EMBO molecular medicine (2010-01-06)
Oscar Rubio-Cabezas, Vishwajeet Puri, Incoronata Murano, Vladimir Saudek, Robert K Semple, Satya Dash, Caroline S S Hyden, William Bottomley, Corinne Vigouroux, Jocelyne Magré, Philippa Raymond-Barker, Peter R Murgatroyd, Anil Chawla, Jeremy N Skepper, V Krishna Chatterjee, Sara Suliman, Ann-Marie Patch, Anil K Agarwal, Abhimanyu Garg, Inês Barroso, Saverio Cinti, Michael P Czech, Jesús Argente, Stephen O'Rahilly, David B Savage
RESUMEN

Lipodystrophic syndromes are characterized by adipose tissue deficiency. Although rare, they are of considerable interest as they, like obesity, typically lead to ectopic lipid accumulation, dyslipidaemia and insulin resistant diabetes. In this paper we describe a female patient with partial lipodystrophy (affecting limb, femorogluteal and subcutaneous abdominal fat), white adipocytes with multiloculated lipid droplets and insulin-resistant diabetes, who was found to be homozygous for a premature truncation mutation in the lipid droplet protein cell death-inducing Dffa-like effector C (CIDEC) (E186X). The truncation disrupts the highly conserved CIDE-C domain and the mutant protein is mistargeted and fails to increase the lipid droplet size in transfected cells.
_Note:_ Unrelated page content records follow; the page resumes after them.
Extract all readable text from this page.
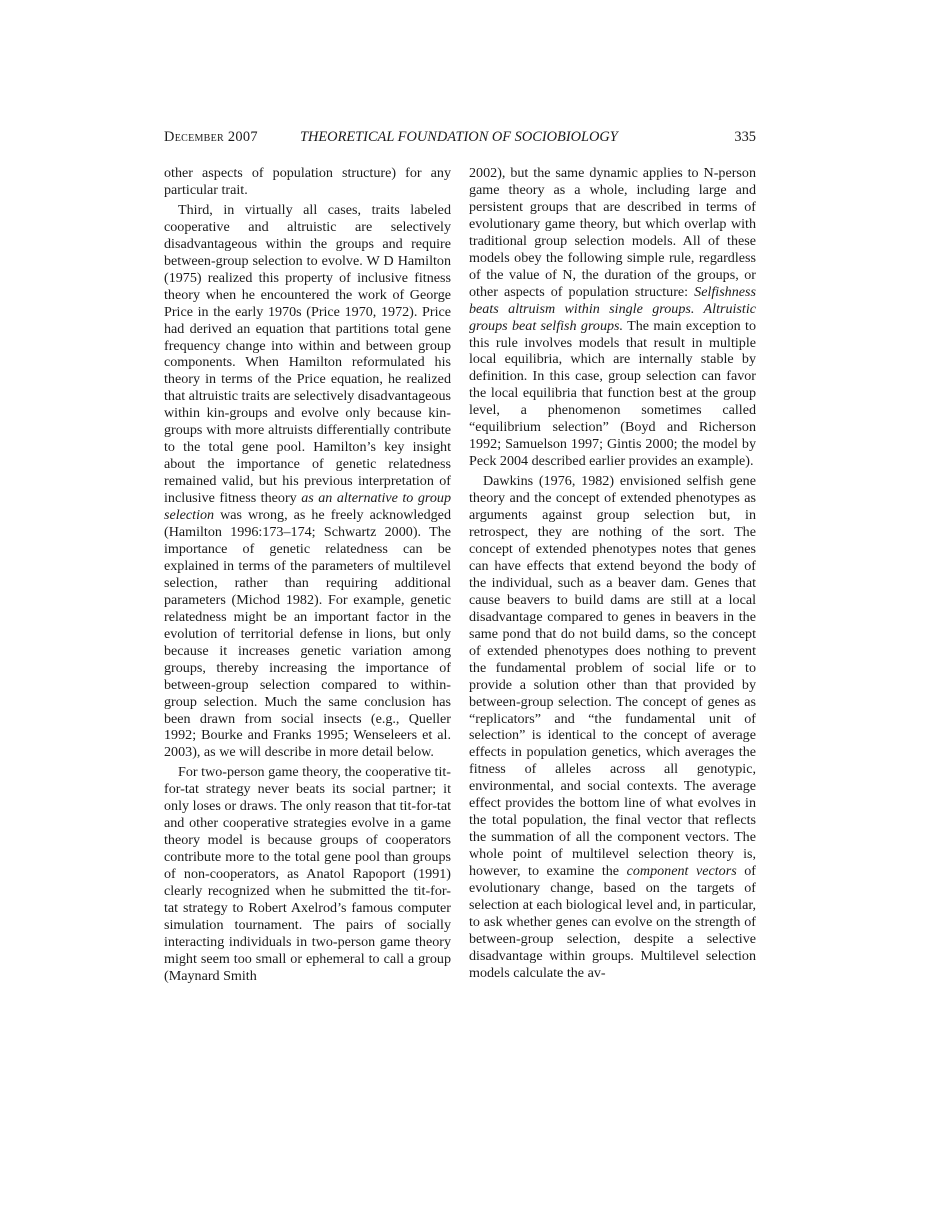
December 2007	THEORETICAL FOUNDATION OF SOCIOBIOLOGY	335

other aspects of population structure) for any particular trait.

Third, in virtually all cases, traits labeled cooperative and altruistic are selectively disadvantageous within the groups and require between-group selection to evolve. W D Hamilton (1975) realized this property of inclusive fitness theory when he encountered the work of George Price in the early 1970s (Price 1970, 1972). Price had derived an equation that partitions total gene frequency change into within and between group components. When Hamilton reformulated his theory in terms of the Price equation, he realized that altruistic traits are selectively disadvantageous within kin-groups and evolve only because kin-groups with more altruists differentially contribute to the total gene pool. Hamilton’s key insight about the importance of genetic relatedness remained valid, but his previous interpretation of inclusive fitness theory as an alternative to group selection was wrong, as he freely acknowledged (Hamilton 1996:173–174; Schwartz 2000). The importance of genetic relatedness can be explained in terms of the parameters of multilevel selection, rather than requiring additional parameters (Michod 1982). For example, genetic relatedness might be an important factor in the evolution of territorial defense in lions, but only because it increases genetic variation among groups, thereby increasing the importance of between-group selection compared to within-group selection. Much the same conclusion has been drawn from social insects (e.g., Queller 1992; Bourke and Franks 1995; Wenseleers et al. 2003), as we will describe in more detail below.

For two-person game theory, the cooperative tit-for-tat strategy never beats its social partner; it only loses or draws. The only reason that tit-for-tat and other cooperative strategies evolve in a game theory model is because groups of cooperators contribute more to the total gene pool than groups of non-cooperators, as Anatol Rapoport (1991) clearly recognized when he submitted the tit-for-tat strategy to Robert Axelrod’s famous computer simulation tournament. The pairs of socially interacting individuals in two-person game theory might seem too small or ephemeral to call a group (Maynard Smith

2002), but the same dynamic applies to N-person game theory as a whole, including large and persistent groups that are described in terms of evolutionary game theory, but which overlap with traditional group selection models. All of these models obey the following simple rule, regardless of the value of N, the duration of the groups, or other aspects of population structure: Selfishness beats altruism within single groups. Altruistic groups beat selfish groups. The main exception to this rule involves models that result in multiple local equilibria, which are internally stable by definition. In this case, group selection can favor the local equilibria that function best at the group level, a phenomenon sometimes called “equilibrium selection” (Boyd and Richerson 1992; Samuelson 1997; Gintis 2000; the model by Peck 2004 described earlier provides an example).

Dawkins (1976, 1982) envisioned selfish gene theory and the concept of extended phenotypes as arguments against group selection but, in retrospect, they are nothing of the sort. The concept of extended phenotypes notes that genes can have effects that extend beyond the body of the individual, such as a beaver dam. Genes that cause beavers to build dams are still at a local disadvantage compared to genes in beavers in the same pond that do not build dams, so the concept of extended phenotypes does nothing to prevent the fundamental problem of social life or to provide a solution other than that provided by between-group selection. The concept of genes as “replicators” and “the fundamental unit of selection” is identical to the concept of average effects in population genetics, which averages the fitness of alleles across all genotypic, environmental, and social contexts. The average effect provides the bottom line of what evolves in the total population, the final vector that reflects the summation of all the component vectors. The whole point of multilevel selection theory is, however, to examine the component vectors of evolutionary change, based on the targets of selection at each biological level and, in particular, to ask whether genes can evolve on the strength of between-group selection, despite a selective disadvantage within groups. Multilevel selection models calculate the av-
In mice, Cidec deficiency also reduces fat mass and induces the formation of white adipocytes with multilocular lipid droplets, but in contrast to our patient, Cidec null mice are protected against diet-induced obesity and insulin resistance. In addition to describing a novel autosomal recessive form of familial partial lipodystrophy, these observations also suggest that CIDEC is required for unilocular lipid droplet formation and optimal energy storage in human fat.